By Shameka Poetry Thomas, National Institute on Minority Health and Health Disparities, October 5, 2021
My grandmother was a traditional healer and a medicine-woman in Georgia’s rural South. Although I grew up in Miami’s Opa-Locka (a small urban neighborhood tucked between Miami-Gardens and the cusp of Hialeah / Little Havana), I spent most summers near middle Georgia’s farmland, listening to my grandmother. I observed how grandmother, who did not have a Ph.D., gathered Black women in circles. She described the process of listening to Black women’s pregnancies, births, and wellness experiences as “chitchatting and holding space.”
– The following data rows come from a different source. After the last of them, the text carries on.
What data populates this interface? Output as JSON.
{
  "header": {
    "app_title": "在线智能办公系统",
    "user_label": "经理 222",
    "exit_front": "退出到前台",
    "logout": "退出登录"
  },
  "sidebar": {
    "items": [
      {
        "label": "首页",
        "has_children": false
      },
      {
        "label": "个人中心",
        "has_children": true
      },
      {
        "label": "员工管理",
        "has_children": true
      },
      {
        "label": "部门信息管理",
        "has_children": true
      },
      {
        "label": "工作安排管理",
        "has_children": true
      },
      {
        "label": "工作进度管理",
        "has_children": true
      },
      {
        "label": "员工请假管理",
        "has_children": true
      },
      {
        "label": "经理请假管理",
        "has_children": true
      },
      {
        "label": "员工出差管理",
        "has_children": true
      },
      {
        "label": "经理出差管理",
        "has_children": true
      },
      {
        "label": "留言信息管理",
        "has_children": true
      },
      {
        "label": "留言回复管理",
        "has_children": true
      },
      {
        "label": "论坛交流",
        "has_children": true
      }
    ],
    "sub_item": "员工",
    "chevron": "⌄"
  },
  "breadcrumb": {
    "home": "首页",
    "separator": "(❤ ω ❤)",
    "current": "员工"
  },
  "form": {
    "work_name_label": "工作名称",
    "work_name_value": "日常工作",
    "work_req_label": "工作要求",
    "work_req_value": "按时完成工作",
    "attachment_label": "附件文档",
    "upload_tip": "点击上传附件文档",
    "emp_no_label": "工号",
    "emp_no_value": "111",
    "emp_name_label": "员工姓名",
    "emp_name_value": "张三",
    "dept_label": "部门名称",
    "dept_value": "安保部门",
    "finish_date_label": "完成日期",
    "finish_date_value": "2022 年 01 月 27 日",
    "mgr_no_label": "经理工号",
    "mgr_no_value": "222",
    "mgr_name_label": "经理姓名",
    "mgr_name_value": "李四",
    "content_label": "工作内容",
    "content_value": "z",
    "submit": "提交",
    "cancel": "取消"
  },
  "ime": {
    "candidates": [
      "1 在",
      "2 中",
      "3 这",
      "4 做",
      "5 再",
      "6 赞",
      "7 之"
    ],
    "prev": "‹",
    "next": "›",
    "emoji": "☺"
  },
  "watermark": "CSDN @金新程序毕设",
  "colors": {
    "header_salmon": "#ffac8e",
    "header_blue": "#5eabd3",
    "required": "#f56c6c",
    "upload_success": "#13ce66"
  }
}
Learning how to ‘hold space’ is what draws me to narrative medicine. My first dose of learning how to conduct narrative medicine, I suppose, came from my grandmother. This methodology (before I knew it was such) was simply understood as the process of sitting in kitchens and beauty salons in the South—just listening. During childhood, I was merely curious about how Black women described their pregnancies, births, and reproductive health—from their side of the story. Thus, when it came to reproductive health, my grandmother taught me a powerful tool: how to “hold space” for people’s narratives.
What is narrative medicine and holding space?
As an early-career scientific investigator and medical sociologist, my prior work focused on holding space for the lived-experience of Black women’s pregnancy and birth at the clinical encounter via narrative medicine. Holding space, the keystone of my approach to narrative medicine, is defined as the ability to center the lived-experience via the practice of compassion and stillness, without blame, shame, or judgement. Narrative medicine1, thus, focuses on the experiential worlds of patients and operates from the basic principle that patients are individuals, rather than cases or variables. Patients, in this sense, can 1) interpret their own health (and illness) experiences; 2) define their own approaches of wellness, 3) communicate their perceptions of treatment, and 4) evaluate their own perspectives of outcomes inside and outside of clinical encounters. Researchers who employ narrative medicine aim to resurrect the stories of patients who have been marginalized by centering the lived-experience as legitimate data and findings.